What has happened is these idiot agents will allow a homeowner to list their house in the MLS for 1 or 2% commission. There's not enough money to pay for anything other than putting the property in the MLS. What happens then is when another agent brings in a buyer then they get stuck with all of the work that the listing agent should be doing. In effect, the listing agent doesn't get involved in their own transaction. These listing agents never describe this scenario to their sellers. It's worse for the selling agent because their interaction with the seller can be construed as being the agent of the seller. So the selling agent also has increased agency liability (implied agency) in addition to taking on the workload of the listing agent.

Our state came out with a similar law that mandates that there be a certain minimum level of service provided by a listing agent. Yep, they actually have to represent their sellers and not disappear. Who do these idiot judges think is forced to do the work when the listing agent has no obligation to follow through on their transactions? Worse yet, the selling agent has a fiduciary responsibility to their buyer to work in their best interest. So that forces them to do the work of the listing agent. Sure, it cost more money for consumers, but it is totally unfair to allow a listing agent to not be involved in a transaction to the detriment of their seller.

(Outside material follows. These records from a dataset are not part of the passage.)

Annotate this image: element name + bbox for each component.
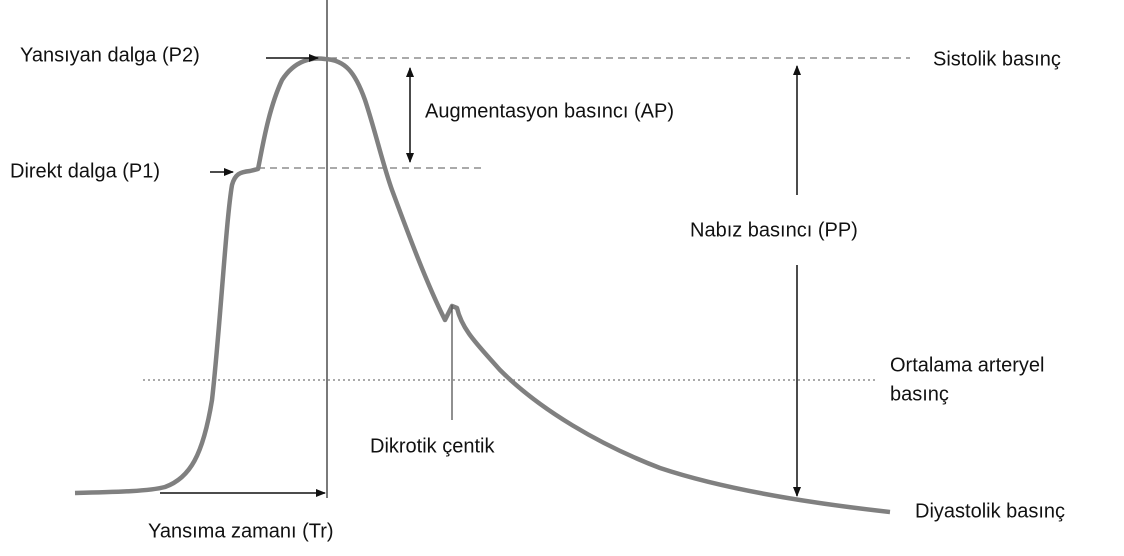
label: Nabız basıncı (PP) [690, 219, 858, 241]
label: Yansıma zamanı (Tr) [148, 520, 334, 542]
label: basınç [890, 383, 949, 405]
label: Ortalama arteryel [890, 354, 1045, 376]
label: Direkt dalga (P1) [10, 160, 160, 182]
label: Augmentasyon basıncı (AP) [425, 100, 674, 122]
label: Dikrotik çentik [370, 435, 495, 457]
label: Yansıyan dalga (P2) [20, 44, 200, 66]
pressure-waveform [74, 56, 891, 515]
label: Sistolik basınç [933, 48, 1061, 70]
label: Diyastolik basınç [915, 500, 1065, 522]
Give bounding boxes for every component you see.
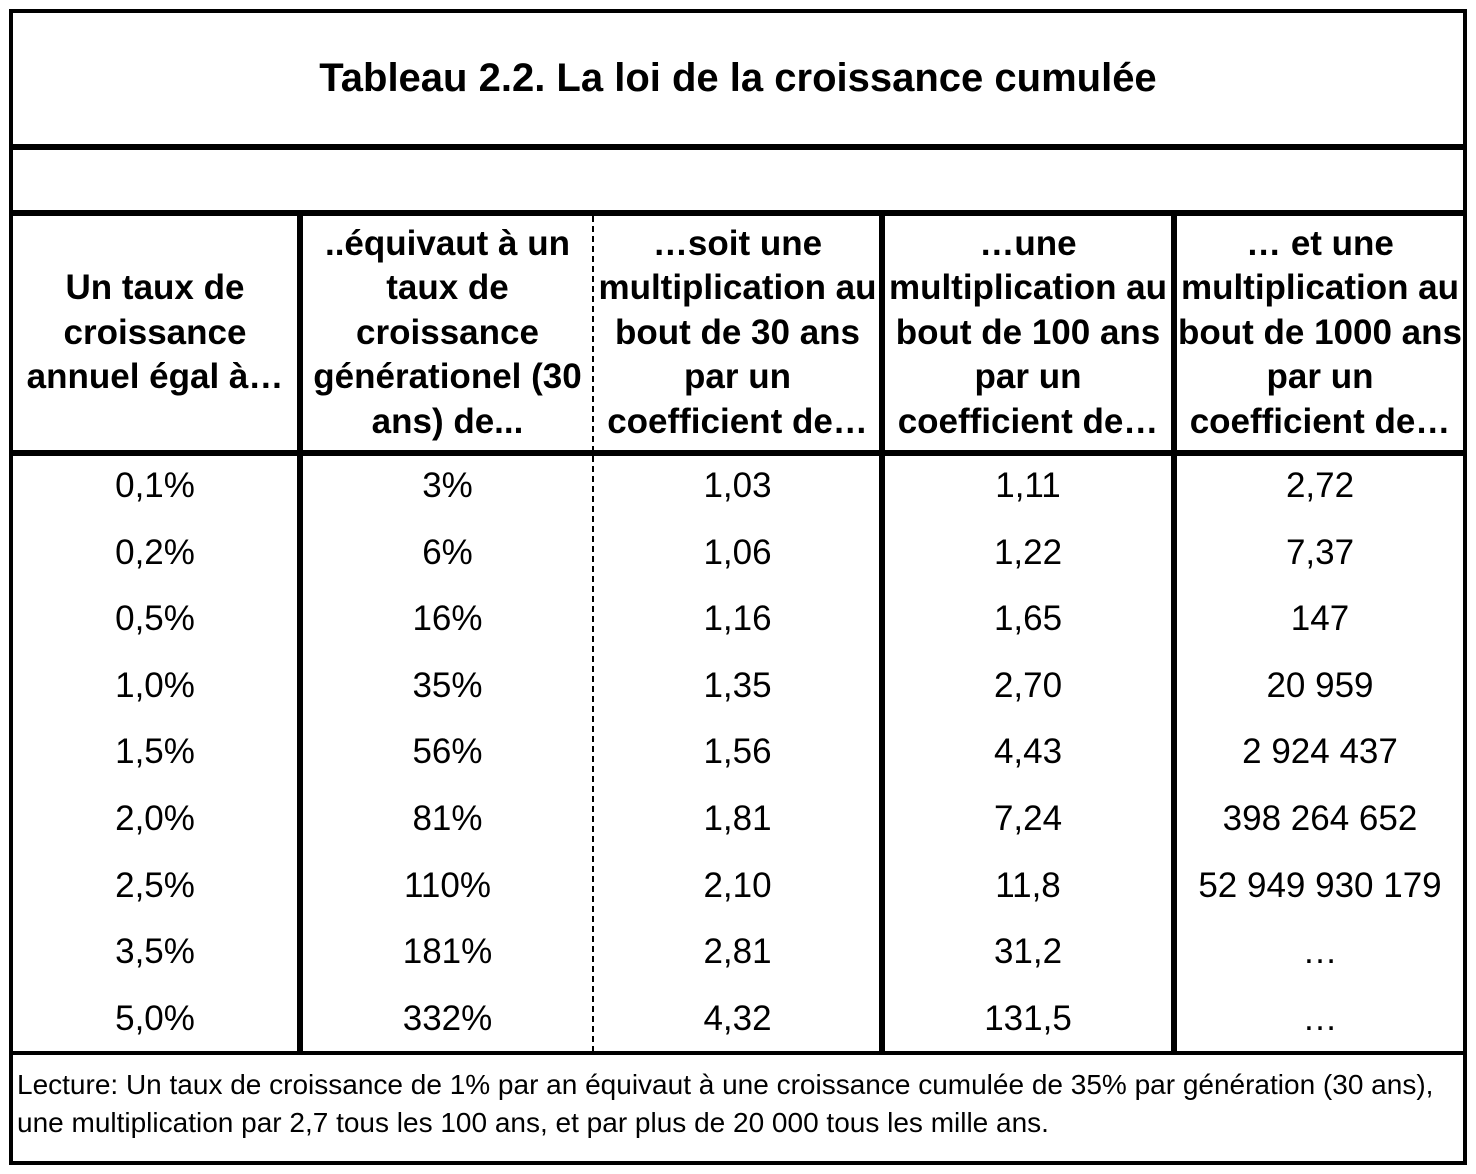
multiplier-30-cell: 4,32 (703, 998, 772, 1038)
multiplier-100-cell: 1,22 (993, 532, 1063, 572)
generational-rate-cell: 16% (412, 599, 483, 639)
generational-rate-cell: 3% (422, 466, 473, 505)
multiplier-100-cell: 2,70 (993, 665, 1063, 705)
multiplier-100-cell: 1,11 (995, 466, 1061, 505)
annual-rate-cell: 0,5% (115, 599, 195, 639)
column-separator-dashed (592, 216, 594, 1052)
annual-rate-cell: 1,5% (115, 732, 195, 772)
multiplier-1000-cell: … (1302, 998, 1338, 1038)
multiplier-30-cell: 1,06 (703, 532, 772, 572)
table-frame (9, 9, 1467, 1165)
multiplier-30-cell: 1,16 (703, 599, 772, 639)
blank-row (13, 150, 1463, 210)
generational-rate-cell: 56% (412, 732, 483, 772)
multiplier-100-cell: 31,2 (993, 932, 1063, 972)
generational-rate-cell: 332% (402, 998, 493, 1038)
multiplier-1000-cell: 2,72 (1285, 466, 1355, 505)
annual-rate-cell: 0,2% (115, 532, 195, 572)
table-title: Tableau 2.2. La loi de la croissance cum… (319, 56, 1157, 100)
column-separator (297, 216, 303, 1052)
multiplier-100-cell: 4,43 (993, 732, 1063, 772)
generational-rate-cell: 181% (402, 932, 493, 972)
generational-rate-cell: 6% (422, 532, 473, 572)
generational-rate-cell: 35% (412, 665, 483, 705)
annual-rate-cell: 0,1% (115, 466, 195, 505)
multiplier-30-cell: 1,35 (703, 665, 772, 705)
annual-rate-cell: 1,0% (115, 665, 195, 705)
title-divider (13, 144, 1463, 150)
annual-rate-cell: 5,0% (115, 998, 195, 1038)
multiplier-1000-cell: 7,37 (1285, 532, 1355, 572)
generational-rate-cell: 81% (412, 799, 483, 838)
annual-rate-cell: 2,5% (115, 865, 195, 905)
generational-rate-cell: 110% (404, 865, 491, 905)
header-multiplier-30: …soit une multiplication au bout de 30 a… (598, 223, 877, 441)
note-divider (13, 1051, 1463, 1055)
multiplier-1000-cell: 398 264 652 (1222, 799, 1418, 838)
multiplier-30-cell: 1,03 (703, 466, 772, 505)
multiplier-100-cell: 11,8 (995, 865, 1061, 905)
header-bottom-divider (13, 450, 1463, 456)
header-multiplier-100: …une multiplication au bout de 100 ans p… (888, 223, 1168, 441)
annual-rate-cell: 2,0% (115, 799, 195, 838)
multiplier-30-cell: 2,81 (703, 932, 772, 972)
column-separator (879, 216, 885, 1052)
multiplier-30-cell: 2,10 (703, 865, 772, 905)
multiplier-30-cell: 1,81 (703, 799, 772, 838)
multiplier-100-cell: 131,5 (984, 998, 1072, 1038)
multiplier-1000-cell: 2 924 437 (1242, 732, 1398, 772)
multiplier-1000-cell: 147 (1290, 599, 1350, 639)
header-top-divider (13, 210, 1463, 216)
multiplier-1000-cell: 20 959 (1266, 665, 1374, 705)
reading-note: Lecture: Un taux de croissance de 1% par… (17, 1069, 1434, 1138)
header-multiplier-1000: … et une multiplication au bout de 1000 … (1178, 223, 1462, 441)
multiplier-1000-cell: 52 949 930 179 (1198, 865, 1442, 905)
header-annual-rate: Un taux de croissance annuel égal à… (26, 268, 284, 397)
multiplier-100-cell: 1,65 (993, 599, 1063, 639)
multiplier-30-cell: 1,56 (703, 732, 772, 772)
column-separator (1171, 216, 1177, 1052)
multiplier-100-cell: 7,24 (993, 799, 1063, 838)
multiplier-1000-cell: … (1302, 932, 1338, 972)
annual-rate-cell: 3,5% (115, 932, 195, 972)
header-generational-rate: ..équivaut à un taux de croissance génér… (313, 223, 582, 441)
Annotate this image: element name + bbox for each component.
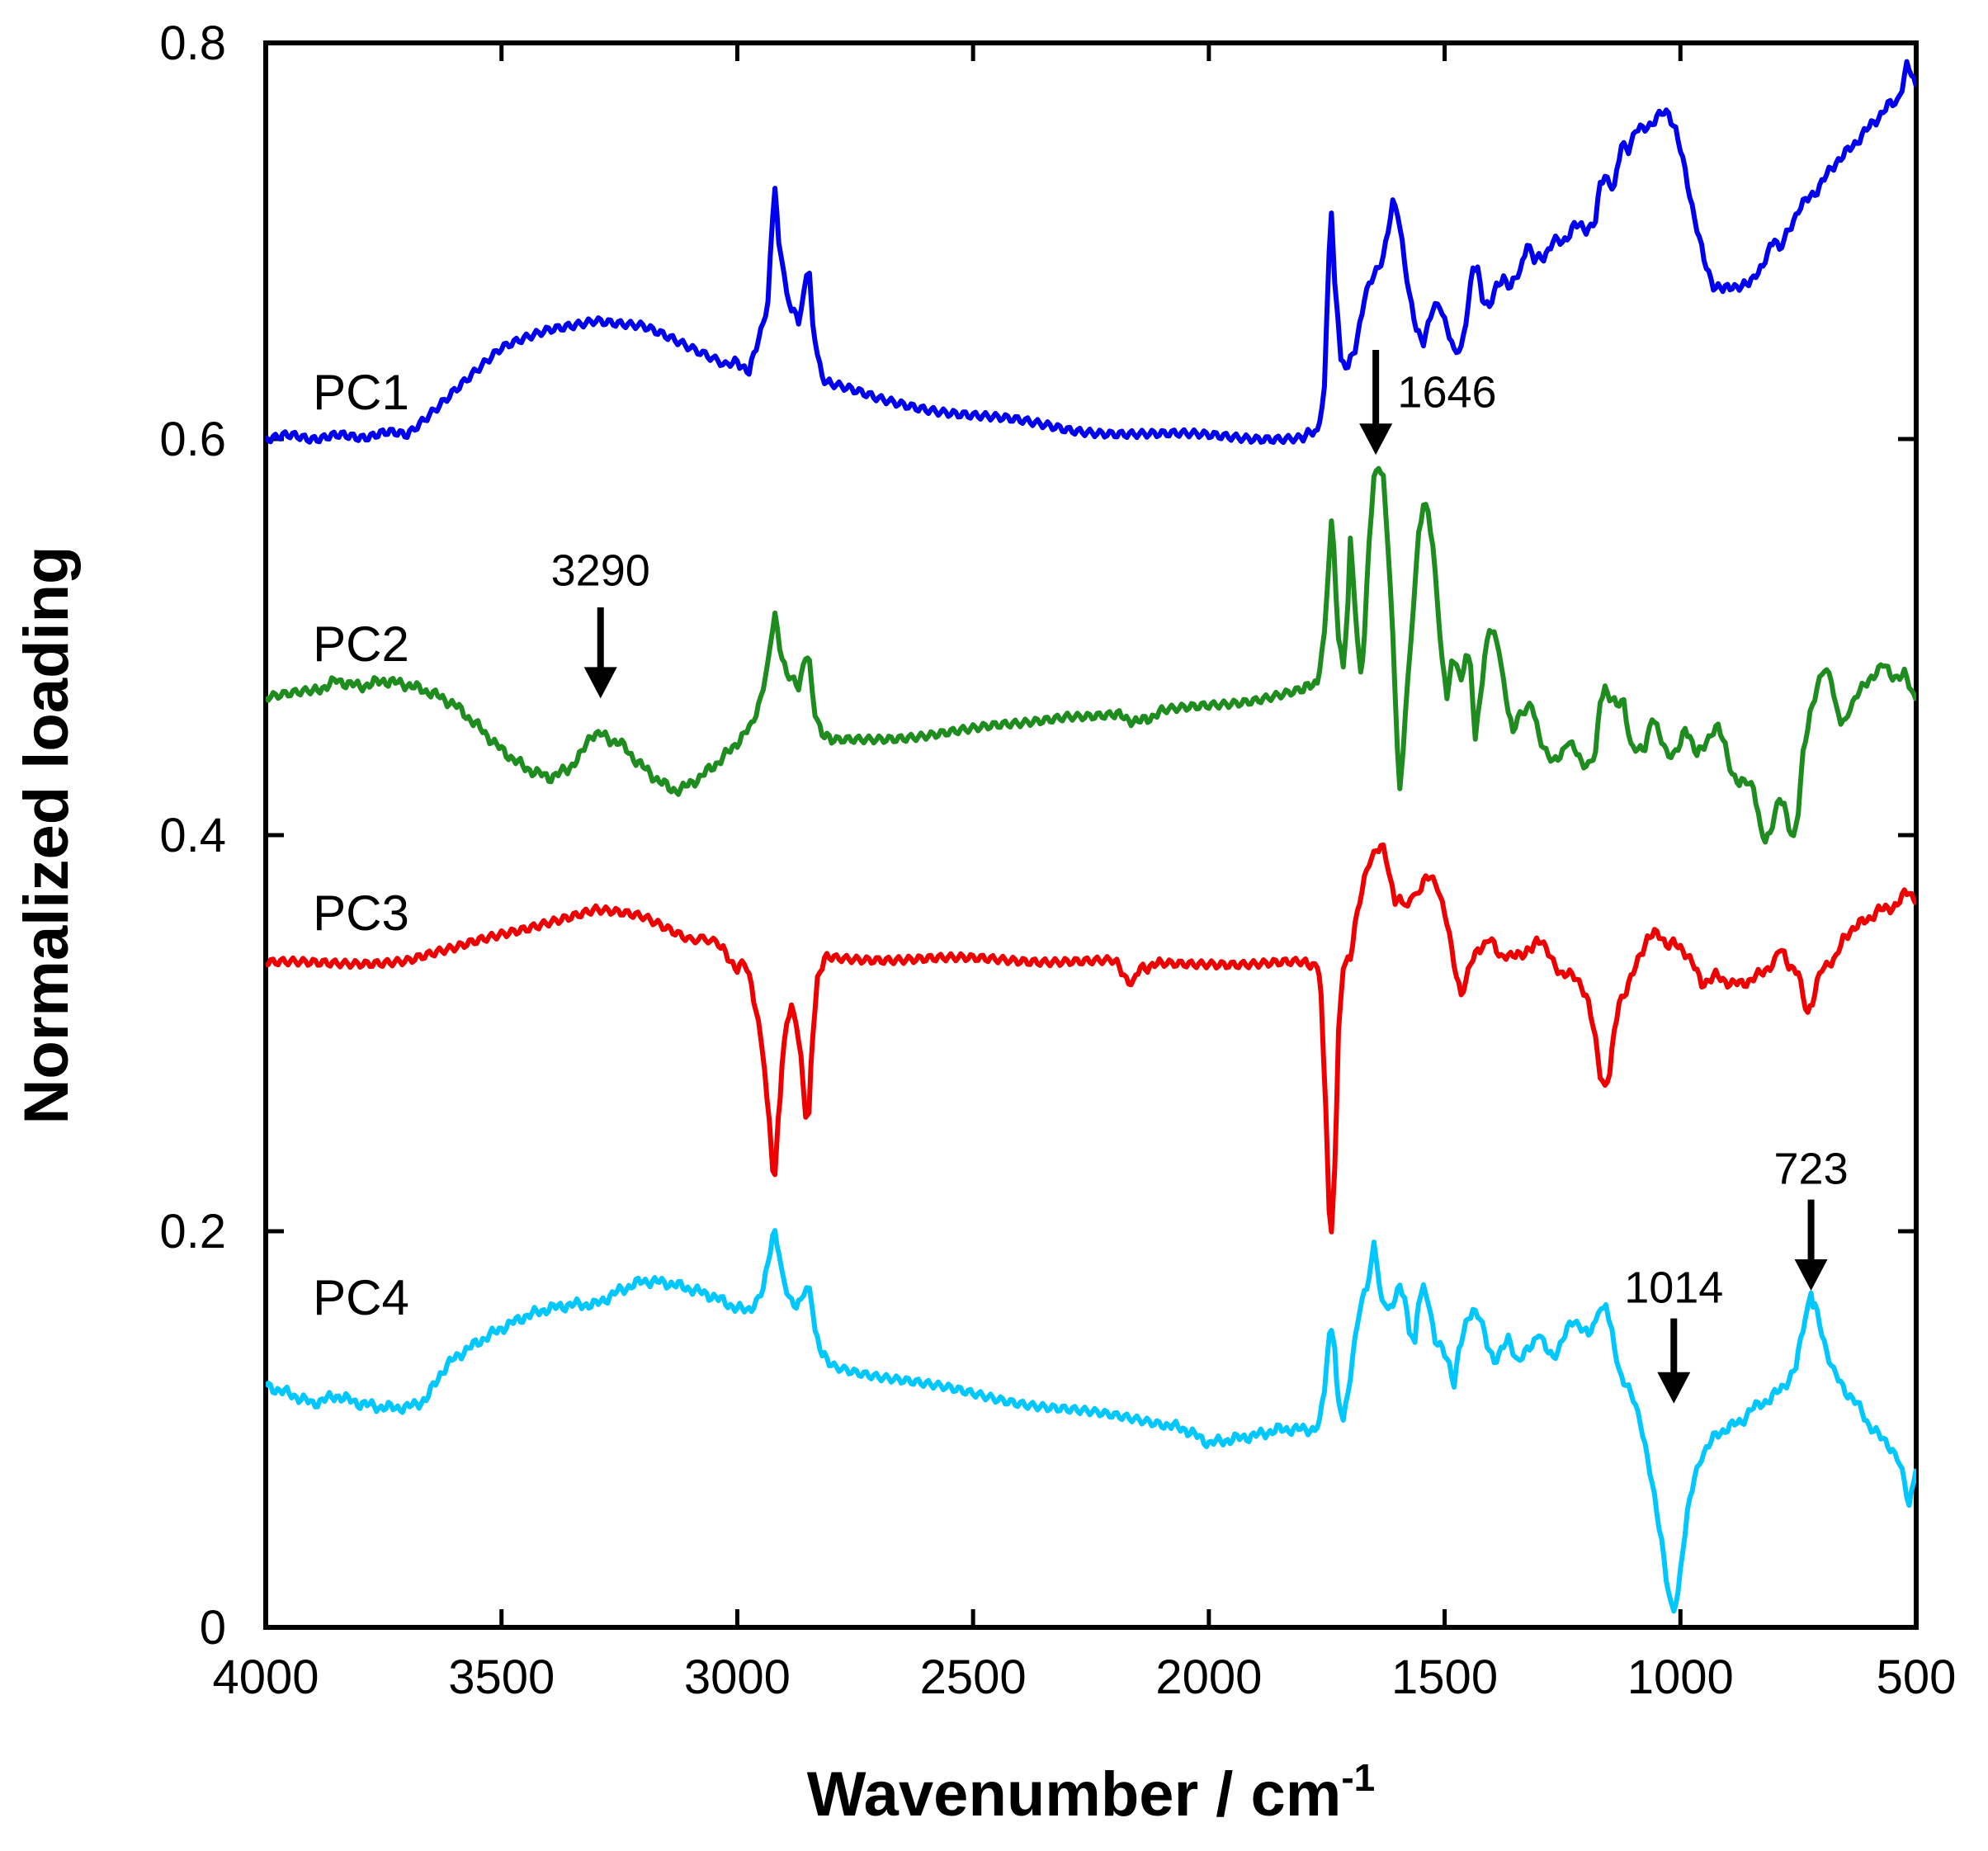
annotation-arrow-head bbox=[583, 667, 617, 699]
y-tick-label: 0.4 bbox=[159, 809, 226, 862]
series-label-pc3: PC3 bbox=[313, 885, 409, 941]
y-tick-label: 0.6 bbox=[159, 413, 226, 466]
series-label-pc4: PC4 bbox=[313, 1270, 409, 1325]
y-tick-label: 0 bbox=[200, 1601, 226, 1655]
series-line-pc3 bbox=[266, 842, 1916, 1235]
y-tick-label: 0.2 bbox=[159, 1205, 226, 1258]
annotation-label-723: 723 bbox=[1774, 1144, 1849, 1193]
x-tick-label: 2000 bbox=[1155, 1650, 1262, 1704]
x-tick-label: 1500 bbox=[1391, 1650, 1498, 1704]
series-label-pc2: PC2 bbox=[313, 616, 409, 672]
x-axis-title-text: Wavenumber / cm bbox=[807, 1759, 1342, 1830]
x-tick-label: 3500 bbox=[448, 1650, 555, 1704]
series-line-pc2 bbox=[266, 465, 1916, 845]
x-tick-label: 2500 bbox=[920, 1650, 1027, 1704]
y-tick-label: 0.8 bbox=[159, 17, 226, 70]
series-line-pc4 bbox=[266, 1228, 1916, 1614]
annotation-label-3290: 3290 bbox=[551, 546, 650, 596]
annotation-arrow-head bbox=[1794, 1259, 1828, 1291]
annotation-arrow-head bbox=[1359, 423, 1393, 456]
peak-annotations: 1646 3290 723 1014 bbox=[551, 350, 1849, 1404]
x-tick-label: 4000 bbox=[212, 1650, 319, 1704]
x-axis-ticks: 4000 3500 3000 2500 2000 1500 1000 500 bbox=[212, 43, 1956, 1704]
y-axis-ticks: 0 0.2 0.4 0.6 0.8 bbox=[159, 17, 1916, 1655]
annotation-arrow-head bbox=[1657, 1372, 1691, 1404]
x-axis-title: Wavenumber / cm-1 bbox=[807, 1756, 1376, 1830]
x-tick-label: 500 bbox=[1877, 1650, 1957, 1704]
series-labels: PC1 PC2 PC3 PC4 bbox=[313, 365, 409, 1325]
x-tick-label: 1000 bbox=[1627, 1650, 1734, 1704]
y-axis-title: Normalized loading bbox=[12, 546, 82, 1125]
x-tick-label: 3000 bbox=[684, 1650, 791, 1704]
x-axis-title-superscript: -1 bbox=[1341, 1756, 1375, 1799]
annotation-label-1646: 1646 bbox=[1397, 368, 1496, 418]
annotation-label-1014: 1014 bbox=[1624, 1263, 1723, 1312]
series-layer bbox=[266, 59, 1916, 1614]
series-line-pc1 bbox=[266, 59, 1916, 446]
series-label-pc1: PC1 bbox=[313, 365, 409, 420]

Unfortunately, these radical consumer action groups try to portray this scenario as Realtors trying to have the alternative service companies go out of business. Not at all, but those alternative companies have created a non-sensical business model that pushes their work onto the backs of their competitors.
 
Too many markets are falsely inflated by hidden sales concessions.

All states should mandate the recording of the HUD-1's.
 
Too many markets are falsely inflated by hidden sales concessions.

All states should mandate the recording of the HUD-1's.

This should have been a requirement before USPAP was changed requiring appraisers to report and analyze concessions. Example of how unrealistic USPAP is---just add the requirement on appraisers and don't worry about whether such information is actually available to appraisers or whether if available how reliable the information really is. IE.... everytime someone gets a bright idea to change USPAP to add anothe requirement there should be a requirement as what extent the information is catually available and how reliable are the current sources for such information. The USPAP writers couldn't be bothered by that though!